For drinks, while I understand they are still waiting for the permits to serve other alcohol, they did have 3 types of beer on the menu, and maybe some wine options as well. All in all, we give this several thumbs up, recommend it to everyone for at least one meal to try, and you'll be hooked! (we've taken several friends there already, all of whom have returned several times). We hope CW takes an opportunity to visit, and highlight "Private Kitchen" with a photo and review in one of their next print editions. It certainly deserves consideration for the award of Best Beijing Duck when the annual voting begins!
The floor was being run by an incredibly helpful and eager young woman named Tina, who spoke English quite well, as did a number of others on the floor. It made for a very comfortable dining experience. Location: At the NE corner of Central Park Apartments, just to the left if facing the 7 Eleven that’s in Vantone Center across the street from CP. Bon Appétit!
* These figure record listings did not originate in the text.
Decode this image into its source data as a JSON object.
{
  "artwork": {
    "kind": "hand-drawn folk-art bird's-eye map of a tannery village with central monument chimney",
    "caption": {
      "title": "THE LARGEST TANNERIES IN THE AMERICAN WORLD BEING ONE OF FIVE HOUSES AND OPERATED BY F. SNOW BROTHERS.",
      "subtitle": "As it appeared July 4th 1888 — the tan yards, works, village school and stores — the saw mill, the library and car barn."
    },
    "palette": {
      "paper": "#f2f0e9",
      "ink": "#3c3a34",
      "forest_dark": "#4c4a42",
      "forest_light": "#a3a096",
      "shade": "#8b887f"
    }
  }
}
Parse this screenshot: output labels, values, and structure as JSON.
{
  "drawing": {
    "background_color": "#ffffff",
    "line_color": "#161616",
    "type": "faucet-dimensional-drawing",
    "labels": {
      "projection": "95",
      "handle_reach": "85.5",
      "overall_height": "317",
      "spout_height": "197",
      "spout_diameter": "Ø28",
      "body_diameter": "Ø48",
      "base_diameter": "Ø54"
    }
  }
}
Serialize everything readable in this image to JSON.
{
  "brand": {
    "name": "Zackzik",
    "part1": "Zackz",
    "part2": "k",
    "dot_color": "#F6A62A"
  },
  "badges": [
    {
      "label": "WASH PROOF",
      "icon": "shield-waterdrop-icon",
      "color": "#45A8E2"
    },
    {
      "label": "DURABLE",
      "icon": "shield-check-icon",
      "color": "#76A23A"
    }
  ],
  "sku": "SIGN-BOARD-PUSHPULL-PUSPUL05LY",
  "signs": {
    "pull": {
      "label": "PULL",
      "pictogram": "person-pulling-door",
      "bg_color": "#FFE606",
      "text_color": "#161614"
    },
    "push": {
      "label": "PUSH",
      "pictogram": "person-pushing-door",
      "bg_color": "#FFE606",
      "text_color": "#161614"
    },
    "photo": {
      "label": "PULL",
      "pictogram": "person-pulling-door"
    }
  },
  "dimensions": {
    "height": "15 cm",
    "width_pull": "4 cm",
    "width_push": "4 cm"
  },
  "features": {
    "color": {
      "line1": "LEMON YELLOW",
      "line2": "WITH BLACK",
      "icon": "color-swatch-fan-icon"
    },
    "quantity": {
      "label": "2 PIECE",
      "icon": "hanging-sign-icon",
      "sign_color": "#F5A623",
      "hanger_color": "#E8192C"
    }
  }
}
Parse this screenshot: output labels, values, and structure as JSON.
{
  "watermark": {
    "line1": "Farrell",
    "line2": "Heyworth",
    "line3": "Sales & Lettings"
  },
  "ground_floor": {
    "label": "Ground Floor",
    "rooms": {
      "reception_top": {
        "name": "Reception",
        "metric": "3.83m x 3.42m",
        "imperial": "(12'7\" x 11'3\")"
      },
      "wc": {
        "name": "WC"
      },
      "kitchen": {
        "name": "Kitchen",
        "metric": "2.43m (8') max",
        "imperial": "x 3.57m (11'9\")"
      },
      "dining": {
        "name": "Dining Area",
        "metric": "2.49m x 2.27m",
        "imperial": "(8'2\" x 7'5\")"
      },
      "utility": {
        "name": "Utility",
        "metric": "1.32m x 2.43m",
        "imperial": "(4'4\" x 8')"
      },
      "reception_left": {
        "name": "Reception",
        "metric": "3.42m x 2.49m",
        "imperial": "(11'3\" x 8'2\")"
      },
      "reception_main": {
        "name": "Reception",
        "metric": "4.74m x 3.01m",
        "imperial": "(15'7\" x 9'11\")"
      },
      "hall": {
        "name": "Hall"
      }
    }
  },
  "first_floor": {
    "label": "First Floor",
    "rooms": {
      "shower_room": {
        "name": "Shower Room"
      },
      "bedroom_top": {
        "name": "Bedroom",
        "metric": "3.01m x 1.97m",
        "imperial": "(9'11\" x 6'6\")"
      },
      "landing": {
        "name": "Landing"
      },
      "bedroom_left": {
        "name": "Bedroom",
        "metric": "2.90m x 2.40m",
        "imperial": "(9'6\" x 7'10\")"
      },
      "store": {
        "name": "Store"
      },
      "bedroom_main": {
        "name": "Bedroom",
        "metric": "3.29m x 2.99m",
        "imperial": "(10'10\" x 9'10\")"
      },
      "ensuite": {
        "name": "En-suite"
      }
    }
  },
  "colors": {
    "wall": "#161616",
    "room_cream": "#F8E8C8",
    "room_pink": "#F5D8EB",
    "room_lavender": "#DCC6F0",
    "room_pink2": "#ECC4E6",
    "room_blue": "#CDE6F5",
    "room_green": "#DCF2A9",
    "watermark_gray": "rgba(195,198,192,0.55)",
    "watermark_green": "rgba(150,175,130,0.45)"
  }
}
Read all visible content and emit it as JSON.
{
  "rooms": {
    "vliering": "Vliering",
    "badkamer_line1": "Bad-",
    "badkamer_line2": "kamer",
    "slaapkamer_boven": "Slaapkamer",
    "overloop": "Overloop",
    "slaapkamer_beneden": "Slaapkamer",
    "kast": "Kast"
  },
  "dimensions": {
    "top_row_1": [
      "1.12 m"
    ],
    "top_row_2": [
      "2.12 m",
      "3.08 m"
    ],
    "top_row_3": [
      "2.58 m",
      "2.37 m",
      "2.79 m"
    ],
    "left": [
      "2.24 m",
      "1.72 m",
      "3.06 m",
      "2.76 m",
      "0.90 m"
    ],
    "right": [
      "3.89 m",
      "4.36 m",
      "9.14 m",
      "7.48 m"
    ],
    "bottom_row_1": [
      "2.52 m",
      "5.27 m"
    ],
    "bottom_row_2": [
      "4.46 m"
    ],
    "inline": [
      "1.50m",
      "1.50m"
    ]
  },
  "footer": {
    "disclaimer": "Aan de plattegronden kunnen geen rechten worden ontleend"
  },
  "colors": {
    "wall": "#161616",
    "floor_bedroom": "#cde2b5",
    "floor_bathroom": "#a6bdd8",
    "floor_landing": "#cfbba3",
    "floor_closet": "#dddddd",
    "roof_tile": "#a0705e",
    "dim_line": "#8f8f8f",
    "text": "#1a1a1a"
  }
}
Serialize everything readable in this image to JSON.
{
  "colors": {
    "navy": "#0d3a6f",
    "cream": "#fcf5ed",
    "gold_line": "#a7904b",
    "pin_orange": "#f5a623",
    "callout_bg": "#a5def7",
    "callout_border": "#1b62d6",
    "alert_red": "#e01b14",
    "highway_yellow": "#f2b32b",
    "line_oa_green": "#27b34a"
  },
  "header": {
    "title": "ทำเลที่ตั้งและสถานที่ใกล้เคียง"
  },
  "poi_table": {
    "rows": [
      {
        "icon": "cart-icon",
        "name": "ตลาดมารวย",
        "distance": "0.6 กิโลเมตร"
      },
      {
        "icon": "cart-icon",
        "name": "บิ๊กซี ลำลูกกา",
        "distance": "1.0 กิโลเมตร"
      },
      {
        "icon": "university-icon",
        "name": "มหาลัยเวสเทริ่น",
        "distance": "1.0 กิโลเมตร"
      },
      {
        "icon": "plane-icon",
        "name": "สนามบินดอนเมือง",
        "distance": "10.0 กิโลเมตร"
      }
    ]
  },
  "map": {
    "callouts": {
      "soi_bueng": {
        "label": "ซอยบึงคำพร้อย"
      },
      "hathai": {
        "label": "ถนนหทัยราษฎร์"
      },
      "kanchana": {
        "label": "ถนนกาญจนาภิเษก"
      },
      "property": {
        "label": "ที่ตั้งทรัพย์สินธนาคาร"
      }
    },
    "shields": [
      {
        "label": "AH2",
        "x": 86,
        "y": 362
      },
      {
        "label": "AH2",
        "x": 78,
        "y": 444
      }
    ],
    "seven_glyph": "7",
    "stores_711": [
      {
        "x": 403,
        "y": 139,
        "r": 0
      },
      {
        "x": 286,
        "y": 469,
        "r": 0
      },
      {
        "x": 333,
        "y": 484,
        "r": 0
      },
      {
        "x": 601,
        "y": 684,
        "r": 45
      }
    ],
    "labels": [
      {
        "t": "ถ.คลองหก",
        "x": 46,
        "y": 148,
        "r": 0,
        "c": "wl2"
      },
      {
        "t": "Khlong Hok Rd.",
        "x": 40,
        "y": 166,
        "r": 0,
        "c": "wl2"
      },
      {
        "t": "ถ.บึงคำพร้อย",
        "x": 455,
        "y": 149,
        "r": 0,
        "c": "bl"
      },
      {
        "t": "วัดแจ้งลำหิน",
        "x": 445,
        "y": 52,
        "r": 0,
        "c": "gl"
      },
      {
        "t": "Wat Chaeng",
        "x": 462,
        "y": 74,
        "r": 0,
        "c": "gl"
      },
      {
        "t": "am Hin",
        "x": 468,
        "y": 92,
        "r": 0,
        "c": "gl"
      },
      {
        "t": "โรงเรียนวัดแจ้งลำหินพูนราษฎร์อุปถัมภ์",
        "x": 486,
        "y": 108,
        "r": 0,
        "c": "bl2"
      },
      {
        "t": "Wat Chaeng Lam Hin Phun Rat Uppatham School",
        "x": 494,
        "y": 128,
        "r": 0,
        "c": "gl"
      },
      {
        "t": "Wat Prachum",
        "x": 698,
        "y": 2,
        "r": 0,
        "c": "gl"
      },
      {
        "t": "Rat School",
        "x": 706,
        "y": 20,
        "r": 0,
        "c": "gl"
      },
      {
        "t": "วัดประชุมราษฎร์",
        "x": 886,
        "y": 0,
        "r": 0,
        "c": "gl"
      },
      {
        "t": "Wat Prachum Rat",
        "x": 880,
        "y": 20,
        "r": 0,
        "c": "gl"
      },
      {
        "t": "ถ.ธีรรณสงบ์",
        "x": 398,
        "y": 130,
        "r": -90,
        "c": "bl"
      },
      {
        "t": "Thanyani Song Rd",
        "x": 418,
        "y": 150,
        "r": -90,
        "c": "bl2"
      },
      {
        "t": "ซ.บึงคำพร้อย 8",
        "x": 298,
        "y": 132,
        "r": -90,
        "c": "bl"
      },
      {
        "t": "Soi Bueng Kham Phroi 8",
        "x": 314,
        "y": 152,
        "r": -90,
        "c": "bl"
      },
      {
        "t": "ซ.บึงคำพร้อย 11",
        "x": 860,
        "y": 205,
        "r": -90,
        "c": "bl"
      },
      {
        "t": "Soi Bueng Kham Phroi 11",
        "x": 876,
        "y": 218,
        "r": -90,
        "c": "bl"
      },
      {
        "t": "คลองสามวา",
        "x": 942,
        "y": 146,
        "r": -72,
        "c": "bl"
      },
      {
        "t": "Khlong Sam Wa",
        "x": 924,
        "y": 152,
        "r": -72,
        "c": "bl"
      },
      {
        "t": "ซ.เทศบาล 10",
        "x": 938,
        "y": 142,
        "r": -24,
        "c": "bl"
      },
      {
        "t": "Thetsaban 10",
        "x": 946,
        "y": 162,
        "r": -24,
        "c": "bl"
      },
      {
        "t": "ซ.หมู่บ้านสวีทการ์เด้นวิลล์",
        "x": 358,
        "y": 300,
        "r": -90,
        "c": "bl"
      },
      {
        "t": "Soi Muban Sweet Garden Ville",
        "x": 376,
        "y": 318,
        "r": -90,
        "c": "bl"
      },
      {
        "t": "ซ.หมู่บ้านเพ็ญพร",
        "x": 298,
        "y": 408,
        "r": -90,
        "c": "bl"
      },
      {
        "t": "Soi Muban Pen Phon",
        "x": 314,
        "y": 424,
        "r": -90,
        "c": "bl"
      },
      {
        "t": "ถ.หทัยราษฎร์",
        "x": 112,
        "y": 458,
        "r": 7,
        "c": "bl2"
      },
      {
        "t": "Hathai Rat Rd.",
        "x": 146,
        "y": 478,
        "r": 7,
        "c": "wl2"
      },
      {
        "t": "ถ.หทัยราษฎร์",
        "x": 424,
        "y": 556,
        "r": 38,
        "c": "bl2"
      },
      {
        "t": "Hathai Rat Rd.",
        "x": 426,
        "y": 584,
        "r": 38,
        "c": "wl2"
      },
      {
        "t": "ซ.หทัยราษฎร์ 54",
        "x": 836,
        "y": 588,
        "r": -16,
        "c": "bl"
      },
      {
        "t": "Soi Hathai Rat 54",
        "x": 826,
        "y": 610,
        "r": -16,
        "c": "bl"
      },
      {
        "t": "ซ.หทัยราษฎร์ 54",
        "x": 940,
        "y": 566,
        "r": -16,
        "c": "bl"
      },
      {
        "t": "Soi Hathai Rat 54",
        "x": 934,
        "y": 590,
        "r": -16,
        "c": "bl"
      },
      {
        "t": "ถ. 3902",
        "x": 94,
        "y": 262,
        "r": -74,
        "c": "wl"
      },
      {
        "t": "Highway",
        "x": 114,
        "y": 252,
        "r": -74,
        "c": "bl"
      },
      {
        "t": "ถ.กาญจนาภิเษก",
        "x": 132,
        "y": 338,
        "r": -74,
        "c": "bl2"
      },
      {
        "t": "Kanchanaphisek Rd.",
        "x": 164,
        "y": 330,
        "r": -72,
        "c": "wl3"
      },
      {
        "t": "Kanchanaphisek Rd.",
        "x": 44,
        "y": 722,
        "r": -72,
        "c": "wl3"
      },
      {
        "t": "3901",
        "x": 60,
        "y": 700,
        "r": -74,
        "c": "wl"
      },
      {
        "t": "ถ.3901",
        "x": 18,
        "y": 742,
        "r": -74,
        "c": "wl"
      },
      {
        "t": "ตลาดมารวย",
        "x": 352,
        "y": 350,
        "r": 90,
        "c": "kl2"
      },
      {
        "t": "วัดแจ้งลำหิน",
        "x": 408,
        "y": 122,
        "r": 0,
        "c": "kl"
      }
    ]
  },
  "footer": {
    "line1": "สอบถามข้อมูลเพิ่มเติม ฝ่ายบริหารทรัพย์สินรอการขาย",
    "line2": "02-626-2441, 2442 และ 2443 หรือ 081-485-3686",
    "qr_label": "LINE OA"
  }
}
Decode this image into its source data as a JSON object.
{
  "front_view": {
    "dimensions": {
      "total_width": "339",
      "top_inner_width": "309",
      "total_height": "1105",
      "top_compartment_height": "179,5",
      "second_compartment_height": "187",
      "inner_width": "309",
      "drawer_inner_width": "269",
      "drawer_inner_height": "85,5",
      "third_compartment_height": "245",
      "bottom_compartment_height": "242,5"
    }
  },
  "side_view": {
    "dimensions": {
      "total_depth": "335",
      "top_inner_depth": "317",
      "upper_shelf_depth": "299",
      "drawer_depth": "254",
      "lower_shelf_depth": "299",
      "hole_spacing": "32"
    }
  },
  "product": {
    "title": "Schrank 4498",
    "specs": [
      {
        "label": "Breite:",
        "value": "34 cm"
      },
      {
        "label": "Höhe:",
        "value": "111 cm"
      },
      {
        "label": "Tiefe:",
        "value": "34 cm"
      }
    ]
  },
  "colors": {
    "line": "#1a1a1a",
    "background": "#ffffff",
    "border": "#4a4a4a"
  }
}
While Peking Duck, Private Kitchen could be mistaken for just another joint slinging quackers in a duck-loving town, the aroma of burning jujube wood that perfumes the modern dining room portends a duck cooked to exacting standards. Though duck was the main attraction, the innovative menu offered several dishes that we couldn’t pass up. Mashed yams with blueberry sauce (¥20) proved an interesting starter and the owner-recommended Japanese eggplant with shrimp (¥48) was perfectly cooked. Our duck (¥99), carved on an ornate display table near the glass-enclosed kitchen, was presented on a heated rosewood box and paired with the traditional accoutrements (¥5/person) and a steamer of pancakes (¥10). The meat was succulent and the skin was exemplary—crispy, rich and free of white, sinewy fat. It was like eating savory candy. The accompanying millet and scallion duck soup was a refreshingly delicious alternative to the staid potage offered at other establishments. Friendly, efficient service, stellar food and value pricing makes Peking Duck, Private Kitchen a serious contender for the title of “best duck” in Beijing.